Today's JavaScript kookiness

One of the weirdest aspects of JavaScript's eval is that it not only has complete access to the lexical scope of its caller, but it even gets to add variable declarations to its caller's lexical frame. So I can write
(function() {
eval("var x = 10")
return x
})()
and get 10. Now, bearing in mind that var declares a binding for the entire containing function, eval combines in a truly spectacular way with lexical bindings. What does the following test function produce?
function test() {
var x = 'outer'
return (function() {
{
let x = 'inner'
eval("var x = 'eval'")
}
return x
})()
}
Clearly the let-binding of x seems to be in scope for the eval code. So we might expect the function to return the string 'outer', with the assumption that the eval code simply modified the inner binding. Then again, the eval code is creating a var-binding, so we might expect the function to return the string 'eval', with the assumption that the eval code is declaring a new variable x to be local to the inner function. So what does it really return? undefined.

What?

If I've got this right, what's happening is that the eval code is creating a var-binding for x in its containing function, but its initializer is mutating the current x in scope, which happens to be the let-bound x. So the eval code is actually creating a variable binding two lexical frames out. The evaled var-declaration and its initializer are referring to two completely different bindings of x.

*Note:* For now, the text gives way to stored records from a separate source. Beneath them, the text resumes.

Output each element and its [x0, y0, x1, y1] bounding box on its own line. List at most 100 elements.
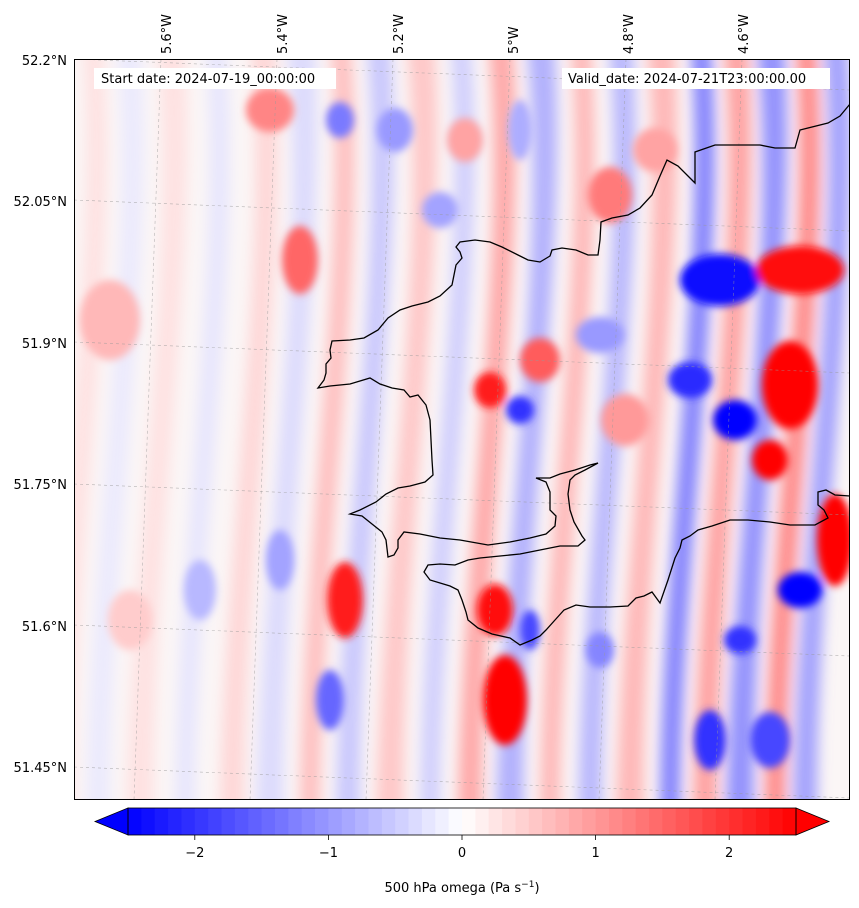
colorbar-segment	[421, 808, 436, 835]
colorbar-tick-label: −2	[185, 846, 204, 861]
omega-cell	[326, 102, 354, 138]
colorbar-segment	[368, 808, 383, 835]
longitude-labels: 5.6°W 5.4°W 5.2°W 5°W 4.8°W 4.6°W	[160, 14, 752, 54]
colorbar-segment	[154, 808, 169, 835]
colorbar-segment	[542, 808, 557, 835]
omega-band	[175, 59, 230, 800]
omega-band	[300, 59, 355, 800]
valid-date-box	[562, 68, 830, 89]
colorbar-segment	[208, 808, 223, 835]
colorbar-segment	[274, 808, 289, 835]
omega-cell	[576, 317, 624, 353]
omega-band	[458, 59, 516, 800]
lon-label: 5.4°W	[276, 14, 291, 54]
colorbar-segment	[488, 808, 503, 835]
colorbar-segment	[355, 808, 370, 835]
colorbar-segment	[341, 808, 356, 835]
colorbar-segment	[248, 808, 263, 835]
omega-cell	[520, 338, 560, 382]
omega-cell	[483, 655, 527, 745]
omega-cell	[477, 584, 513, 636]
colorbar-segment	[128, 808, 142, 835]
colorbar-segment	[555, 808, 570, 835]
omega-cell	[778, 572, 822, 608]
colorbar-segment	[702, 808, 717, 835]
lat-label: 52.2°N	[22, 54, 67, 69]
colorbar-segment	[288, 808, 303, 835]
omega-cell	[80, 280, 140, 360]
colorbar-segment	[475, 808, 490, 835]
map-panel: Start date: 2024-07-19_00:00:00 Valid_da…	[74, 59, 850, 800]
colorbar-segment	[181, 808, 196, 835]
omega-cell	[762, 341, 818, 429]
latitude-labels: 52.2°N 52.05°N 51.9°N 51.75°N 51.6°N 51.…	[14, 54, 67, 776]
lat-label: 51.45°N	[14, 761, 67, 776]
colorbar-segment	[328, 808, 343, 835]
lat-label: 51.75°N	[14, 478, 67, 493]
omega-cell	[694, 710, 726, 770]
colorbar-segment	[515, 808, 530, 835]
colorbar-segment	[381, 808, 396, 835]
start-date-label: Start date: 2024-07-19_00:00:00	[101, 72, 315, 87]
omega-cell	[327, 562, 363, 638]
omega-band	[376, 59, 438, 800]
colorbar-segment	[301, 808, 316, 835]
omega-band	[420, 59, 475, 800]
colorbar-segment	[168, 808, 183, 835]
coastline-north	[316, 103, 850, 646]
colorbar-segment	[622, 808, 637, 835]
omega-cell	[184, 560, 216, 620]
lat-label: 52.05°N	[14, 195, 67, 210]
omega-cell	[508, 100, 532, 160]
colorbar-segment	[689, 808, 704, 835]
colorbar-segment	[528, 808, 543, 835]
colorbar-segment	[755, 808, 770, 835]
colorbar-segment	[649, 808, 663, 835]
omega-cell	[588, 167, 632, 223]
omega-cell	[668, 362, 712, 398]
colorbar-segment	[395, 808, 410, 835]
omega-cell	[724, 626, 756, 654]
omega-cell	[447, 118, 483, 162]
lon-label: 5.6°W	[160, 14, 175, 54]
omega-cell	[817, 494, 850, 586]
colorbar-ticks: −2 −1 0 1 2	[185, 835, 733, 861]
colorbar-segment	[729, 808, 744, 835]
colorbar-segment	[582, 808, 597, 835]
lon-label: 4.8°W	[622, 14, 637, 54]
colorbar-segment	[715, 808, 730, 835]
omega-band	[660, 59, 715, 800]
colorbar-segment	[675, 808, 690, 835]
omega-cell	[713, 400, 757, 440]
colorbar-segments	[128, 808, 797, 835]
colorbar-tick-label: −1	[319, 846, 338, 861]
colorbar-segment	[194, 808, 209, 835]
omega-cell	[474, 372, 506, 408]
omega-cell	[506, 396, 534, 424]
colorbar-segment	[261, 808, 276, 835]
omega-cell	[680, 254, 760, 306]
colorbar-segment	[502, 808, 517, 835]
colorbar-segment	[448, 808, 463, 835]
omega-band	[793, 59, 850, 800]
colorbar-segment	[568, 808, 583, 835]
colorbar-segment	[234, 808, 249, 835]
omega-band	[74, 59, 107, 725]
omega-cell	[316, 670, 344, 730]
omega-band	[86, 59, 144, 800]
start-date-box	[94, 68, 336, 89]
omega-band	[726, 59, 788, 800]
omega-cell	[601, 394, 649, 446]
omega-field-strong-cells	[80, 88, 850, 770]
colorbar-extend-low	[93, 807, 129, 836]
colorbar-segment	[221, 808, 236, 835]
colorbar-segment	[408, 808, 423, 835]
colorbar-segment	[662, 808, 677, 835]
colorbar-segment	[315, 808, 329, 835]
omega-cell	[756, 246, 844, 294]
colorbar-tick-label: 0	[458, 846, 466, 861]
omega-cell	[266, 530, 294, 590]
lat-label: 51.6°N	[22, 620, 67, 635]
colorbar-segment	[782, 808, 797, 835]
lon-label: 4.6°W	[737, 14, 752, 54]
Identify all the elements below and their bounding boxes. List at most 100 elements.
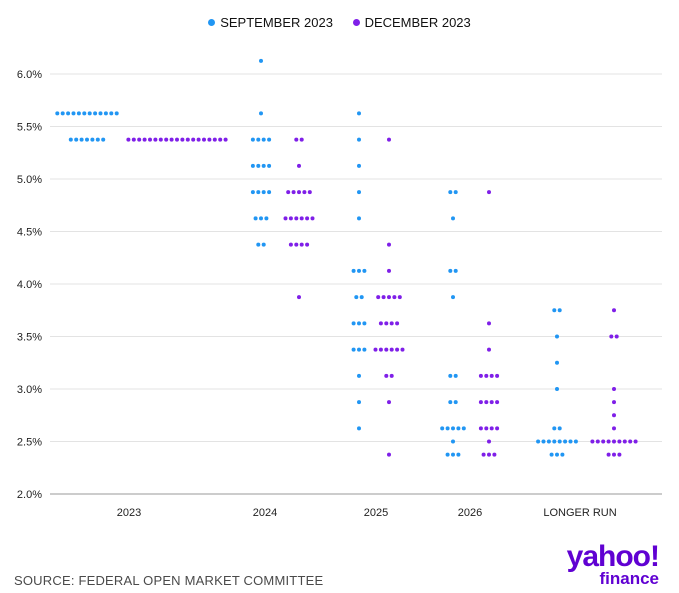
- chart-legend: SEPTEMBER 2023 DECEMBER 2023: [0, 15, 679, 30]
- dot-mark: [622, 439, 627, 444]
- dot-mark: [207, 137, 212, 142]
- dot-mark: [357, 268, 361, 273]
- dot-mark: [267, 137, 272, 142]
- legend-label-december: DECEMBER 2023: [364, 15, 471, 30]
- dot-mark: [557, 426, 562, 431]
- dot-mark: [395, 347, 400, 352]
- dot-mark: [456, 452, 461, 457]
- y-tick-label: 4.5%: [17, 227, 42, 239]
- dot-mark: [487, 321, 491, 326]
- dot-mark: [212, 137, 217, 142]
- y-tick-label: 6.0%: [17, 69, 42, 81]
- dot-mark: [456, 426, 461, 431]
- dot-mark: [451, 426, 455, 431]
- dot-mark: [305, 216, 310, 221]
- dot-mark: [357, 137, 361, 142]
- dot-mark: [180, 137, 185, 142]
- dot-mark: [169, 137, 174, 142]
- dot-mark: [175, 137, 179, 142]
- dot-mark: [126, 137, 131, 142]
- dot-mark: [357, 373, 361, 378]
- dot-mark: [362, 321, 367, 326]
- dot-mark: [484, 373, 489, 378]
- dot-mark: [357, 347, 361, 352]
- dot-mark: [259, 216, 263, 221]
- x-tick-label: 2026: [458, 507, 482, 519]
- dot-mark: [595, 439, 600, 444]
- dot-mark: [85, 137, 89, 142]
- dot-mark: [109, 111, 114, 116]
- dot-mark: [294, 242, 299, 247]
- dot-mark: [362, 347, 367, 352]
- dot-mark: [445, 452, 450, 457]
- dot-mark: [612, 387, 616, 391]
- dot-mark: [601, 439, 606, 444]
- dot-mark: [267, 163, 272, 168]
- dot-mark: [628, 439, 633, 444]
- dot-mark: [563, 439, 568, 444]
- dot-mark: [453, 373, 458, 378]
- dot-mark: [400, 347, 405, 352]
- dot-mark: [453, 268, 458, 273]
- dot-mark: [395, 321, 400, 326]
- dot-mark: [489, 426, 494, 431]
- dot-mark: [357, 216, 361, 221]
- dot-mark: [478, 373, 483, 378]
- dot-mark: [60, 111, 65, 116]
- dot-mark: [440, 426, 445, 431]
- legend-swatch-december: [352, 19, 360, 26]
- dot-mark: [489, 400, 494, 405]
- dot-mark: [555, 360, 559, 365]
- x-tick-label: LONGER RUN: [543, 507, 616, 519]
- yahoo-finance-logo: yahoo! finance: [541, 540, 660, 588]
- y-tick-label: 2.5%: [17, 437, 42, 449]
- dot-mark: [448, 373, 453, 378]
- dot-mark: [294, 216, 299, 221]
- dot-mark: [79, 137, 84, 142]
- dot-mark: [617, 439, 622, 444]
- dot-mark: [297, 295, 301, 300]
- dot-mark: [387, 137, 391, 142]
- grid-lines: [50, 73, 662, 495]
- dot-mark: [95, 137, 100, 142]
- dot-mark: [261, 242, 266, 247]
- dot-mark: [552, 426, 557, 431]
- dot-mark: [310, 216, 315, 221]
- logo-text-finance: finance: [599, 569, 659, 588]
- dot-mark: [259, 58, 263, 63]
- dot-mark: [297, 163, 301, 168]
- y-axis-ticks: 6.0% 5.5% 5.0% 4.5% 4.0% 3.5% 3.0% 2.5% 2.0%: [17, 69, 42, 501]
- x-tick-label: 2023: [117, 507, 141, 519]
- dot-mark: [142, 137, 147, 142]
- dot-mark: [297, 190, 301, 195]
- legend-swatch-september: [208, 19, 216, 26]
- legend-label-september: SEPTEMBER 2023: [220, 15, 333, 30]
- dot-mark: [487, 452, 491, 457]
- dot-mark: [55, 111, 60, 116]
- dot-mark: [354, 295, 359, 300]
- source-note: SOURCE: FEDERAL OPEN MARKET COMMITTEE: [14, 573, 324, 588]
- dot-mark: [549, 452, 554, 457]
- dot-mark: [250, 163, 255, 168]
- dot-mark: [451, 439, 455, 444]
- dot-mark: [299, 137, 304, 142]
- y-tick-label: 4.0%: [17, 279, 42, 291]
- dot-mark: [453, 190, 458, 195]
- dot-mark: [384, 373, 389, 378]
- dot-mark: [633, 439, 638, 444]
- logo-text-yahoo: yahoo!: [566, 540, 660, 573]
- dot-mark: [495, 373, 500, 378]
- dot-mark: [546, 439, 551, 444]
- dot-mark: [448, 400, 453, 405]
- dot-mark: [259, 111, 263, 116]
- dot-mark: [448, 190, 453, 195]
- dot-mark: [378, 347, 383, 352]
- dot-mark: [351, 347, 356, 352]
- dot-mark: [387, 268, 391, 273]
- dot-mark: [98, 111, 103, 116]
- dot-mark: [302, 190, 307, 195]
- dot-mark: [555, 334, 559, 339]
- dot-mark: [191, 137, 196, 142]
- x-tick-label: 2025: [364, 507, 388, 519]
- dot-mark: [223, 137, 228, 142]
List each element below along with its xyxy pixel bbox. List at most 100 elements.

Lest you think this is strictly an unfortunate interaction between the legacy var and eval semantics and the new (post-ES3) let declaration form, there are a couple of other local declaration forms in pure ES3, including catch. Consider:
function test() {
var x = 'outer'
return (function() {
try { throw 'inner' }
catch(x) { eval("var x = 'eval'") }
return x
})()
}

4 comments:

Anonymous said...

Can you define let as syntactic sugar in terms of catch?

Dave Herman said...

I thought about this a while ago. You might be able to hack something together, but if it worked at all it would be very clunky. You need to work around the fact that the right-hand-sides need to be evaluated outside of the try-block, and also the problem that let is supposed to produce a value, but try/catch is only a statement form.

Anonymous said...

The following yields undefined:

function test() {
var x = 'outer'
return (function() {
try { throw 'inner' }
catch(x) { var x; x = 'catch'; }
return x
})()
}

While this yields "catch"
function test() {
var x = 'outer'
return (function() {
try { throw 'inner' }
catch(x) { var x = 'catch'; }
return x
})()
}

Unknown said...

Another interesting feature is of course: with. Then the var declaration could refer to one of the with scopes.

I take advantage of this in link.js to let all global variable bindings, defined in an eval:ed script, be isolated to a context - without wrapping the source.
https://github.com/sebmarkbage/link.js/blob/master/Source/Web/link.js#L622-L624

Interestingly, function declarations are hoisted out of a with statement, even when evaled. So, they can break out of scopes as well.

var x, scope = { x: 1 };
with (scope)​{
eval('function x(){}; x = 2;');
x = 3;
}
console.log(typeof x);​​​

That's why I have to do another eval to extract any function declarations that was made in the first one.